Nur mal so als Beispiel. Excel wird unsichtbar geöffnet, dann wird 5 Sekunden gewartet (was man natürlich nicht sieht) und dann erscheint Excel doch.


----------



## JavaBernd (31. August 2010)

Hallo tombe,

wie würde ich in deinem VBS mein Macro starten?
Ich habe es mit e.Run Macroname versucht... aber nichts passierte.

Mein Macro ist in Modul1, hat das was damit zu tun? 

Danke!

MfG
JavaBernd


----------



## tombe (31. August 2010)

Hier gibt es einen Beitrag wo es auch darum geht: http://www.tutorials.de/office-anwe...kro-mit-externem-vbs-programm-ausfuehren.html

Da du aber schreibst dein Makro wird beim Öffnen der Excel Datei gestartet, kannst du es doch auch so lassen und nur den Dateinamen angeben!

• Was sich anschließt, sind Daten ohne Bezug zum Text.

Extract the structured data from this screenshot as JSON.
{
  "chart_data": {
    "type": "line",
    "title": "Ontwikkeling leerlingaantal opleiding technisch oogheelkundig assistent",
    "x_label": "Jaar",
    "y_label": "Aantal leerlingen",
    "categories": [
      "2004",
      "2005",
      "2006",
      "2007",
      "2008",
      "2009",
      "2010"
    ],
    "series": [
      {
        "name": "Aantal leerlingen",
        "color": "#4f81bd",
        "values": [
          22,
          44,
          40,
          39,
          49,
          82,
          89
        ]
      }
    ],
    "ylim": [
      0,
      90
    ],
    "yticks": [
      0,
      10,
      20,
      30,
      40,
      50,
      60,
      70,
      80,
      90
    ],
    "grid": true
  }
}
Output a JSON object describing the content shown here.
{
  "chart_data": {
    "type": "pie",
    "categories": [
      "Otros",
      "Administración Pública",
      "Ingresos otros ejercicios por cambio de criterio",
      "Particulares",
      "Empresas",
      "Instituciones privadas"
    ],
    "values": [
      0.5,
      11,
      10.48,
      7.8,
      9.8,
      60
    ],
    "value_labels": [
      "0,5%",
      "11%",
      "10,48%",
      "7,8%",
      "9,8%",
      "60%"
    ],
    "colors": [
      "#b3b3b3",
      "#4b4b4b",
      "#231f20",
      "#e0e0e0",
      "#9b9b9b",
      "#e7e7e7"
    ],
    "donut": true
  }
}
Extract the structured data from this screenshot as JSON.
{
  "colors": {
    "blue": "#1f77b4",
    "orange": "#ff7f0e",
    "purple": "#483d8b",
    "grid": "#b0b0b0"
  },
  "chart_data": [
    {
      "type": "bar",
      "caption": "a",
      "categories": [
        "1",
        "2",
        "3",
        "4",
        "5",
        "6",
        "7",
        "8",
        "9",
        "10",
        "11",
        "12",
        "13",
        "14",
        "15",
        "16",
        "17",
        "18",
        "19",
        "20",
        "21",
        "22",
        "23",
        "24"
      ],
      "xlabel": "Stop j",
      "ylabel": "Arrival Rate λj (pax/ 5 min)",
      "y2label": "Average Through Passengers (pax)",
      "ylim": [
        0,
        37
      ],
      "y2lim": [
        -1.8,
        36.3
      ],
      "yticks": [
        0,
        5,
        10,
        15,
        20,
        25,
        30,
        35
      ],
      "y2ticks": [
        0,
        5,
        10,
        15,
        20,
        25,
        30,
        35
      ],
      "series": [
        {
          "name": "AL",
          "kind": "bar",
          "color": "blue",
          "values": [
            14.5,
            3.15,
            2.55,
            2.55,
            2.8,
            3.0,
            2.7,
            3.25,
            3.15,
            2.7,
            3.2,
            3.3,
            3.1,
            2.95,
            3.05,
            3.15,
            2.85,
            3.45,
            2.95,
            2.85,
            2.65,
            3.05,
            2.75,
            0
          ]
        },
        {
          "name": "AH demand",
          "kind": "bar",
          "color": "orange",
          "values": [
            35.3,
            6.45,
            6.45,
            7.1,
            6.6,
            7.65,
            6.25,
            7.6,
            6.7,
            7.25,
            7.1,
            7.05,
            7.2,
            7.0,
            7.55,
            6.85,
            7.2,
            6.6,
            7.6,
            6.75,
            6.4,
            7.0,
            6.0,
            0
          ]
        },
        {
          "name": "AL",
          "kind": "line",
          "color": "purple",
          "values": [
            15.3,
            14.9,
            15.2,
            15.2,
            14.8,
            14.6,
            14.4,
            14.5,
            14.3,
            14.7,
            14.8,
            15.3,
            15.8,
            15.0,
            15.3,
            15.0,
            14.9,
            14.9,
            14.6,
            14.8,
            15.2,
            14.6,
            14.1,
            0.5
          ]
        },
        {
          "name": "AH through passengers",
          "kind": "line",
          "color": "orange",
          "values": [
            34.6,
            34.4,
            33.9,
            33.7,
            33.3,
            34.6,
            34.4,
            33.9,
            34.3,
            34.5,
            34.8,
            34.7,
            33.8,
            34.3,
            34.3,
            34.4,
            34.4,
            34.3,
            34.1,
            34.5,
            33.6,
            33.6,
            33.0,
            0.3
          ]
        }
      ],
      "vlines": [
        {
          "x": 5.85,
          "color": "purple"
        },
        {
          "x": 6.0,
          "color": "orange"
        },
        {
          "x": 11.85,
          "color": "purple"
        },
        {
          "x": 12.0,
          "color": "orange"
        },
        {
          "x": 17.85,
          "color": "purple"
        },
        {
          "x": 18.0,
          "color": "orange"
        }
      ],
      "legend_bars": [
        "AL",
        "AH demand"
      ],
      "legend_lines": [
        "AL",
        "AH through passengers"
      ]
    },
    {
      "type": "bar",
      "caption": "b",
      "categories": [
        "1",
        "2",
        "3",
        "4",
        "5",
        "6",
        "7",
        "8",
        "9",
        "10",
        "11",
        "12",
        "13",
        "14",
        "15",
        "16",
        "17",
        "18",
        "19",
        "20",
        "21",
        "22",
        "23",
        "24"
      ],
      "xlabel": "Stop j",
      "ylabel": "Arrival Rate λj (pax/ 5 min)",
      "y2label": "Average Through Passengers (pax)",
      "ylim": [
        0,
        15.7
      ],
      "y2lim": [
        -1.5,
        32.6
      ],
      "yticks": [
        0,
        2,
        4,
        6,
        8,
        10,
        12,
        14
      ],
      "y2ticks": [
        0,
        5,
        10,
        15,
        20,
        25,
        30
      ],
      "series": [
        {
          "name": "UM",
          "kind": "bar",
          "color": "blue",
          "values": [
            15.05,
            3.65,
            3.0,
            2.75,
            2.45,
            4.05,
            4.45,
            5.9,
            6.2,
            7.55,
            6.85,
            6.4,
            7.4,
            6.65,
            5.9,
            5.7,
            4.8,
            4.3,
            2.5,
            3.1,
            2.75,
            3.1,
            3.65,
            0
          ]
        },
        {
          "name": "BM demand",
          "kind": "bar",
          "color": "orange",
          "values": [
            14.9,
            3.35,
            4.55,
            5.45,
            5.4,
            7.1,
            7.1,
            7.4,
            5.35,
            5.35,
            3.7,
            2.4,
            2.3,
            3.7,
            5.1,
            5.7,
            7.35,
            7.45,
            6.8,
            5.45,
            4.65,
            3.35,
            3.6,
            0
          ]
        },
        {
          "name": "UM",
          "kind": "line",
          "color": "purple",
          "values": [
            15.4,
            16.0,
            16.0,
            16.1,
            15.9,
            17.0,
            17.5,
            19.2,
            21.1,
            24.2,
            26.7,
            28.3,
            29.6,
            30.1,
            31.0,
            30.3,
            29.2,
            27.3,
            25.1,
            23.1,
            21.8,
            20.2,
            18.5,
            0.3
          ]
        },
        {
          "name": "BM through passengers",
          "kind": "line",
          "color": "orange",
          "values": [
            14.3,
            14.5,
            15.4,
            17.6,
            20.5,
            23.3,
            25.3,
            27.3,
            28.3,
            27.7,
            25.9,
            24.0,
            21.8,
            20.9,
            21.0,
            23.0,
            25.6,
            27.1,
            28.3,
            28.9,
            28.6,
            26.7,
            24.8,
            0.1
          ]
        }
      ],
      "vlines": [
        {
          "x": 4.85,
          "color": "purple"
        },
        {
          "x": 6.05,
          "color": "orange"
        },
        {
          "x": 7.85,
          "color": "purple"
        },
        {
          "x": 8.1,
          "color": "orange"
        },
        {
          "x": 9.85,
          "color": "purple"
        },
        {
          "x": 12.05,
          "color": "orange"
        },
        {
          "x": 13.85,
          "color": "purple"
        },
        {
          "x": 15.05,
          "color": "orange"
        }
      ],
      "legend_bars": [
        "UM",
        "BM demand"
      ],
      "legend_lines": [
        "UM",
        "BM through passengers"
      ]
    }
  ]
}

Ich weiß jetzt nur nicht was passiert wenn dein Makro Excel auch beendet ohne das es wieder auf sichtbar umgestellt wurde.
Dann würde ich das Beenden aus dem Makro rausnehmen und über diese Anweisung in das VB-Skript eingeben.


----------



## JavaBernd (31. August 2010)

Hallo Zusammen,

es funktioniert.
Ich hatte e.Run Macroname die Anführungsstriche vergessen. Es geht nun mit e.Run "Macroname"

Vielen Dank für Eure Hilfe!

MfG
JavaBernd


----------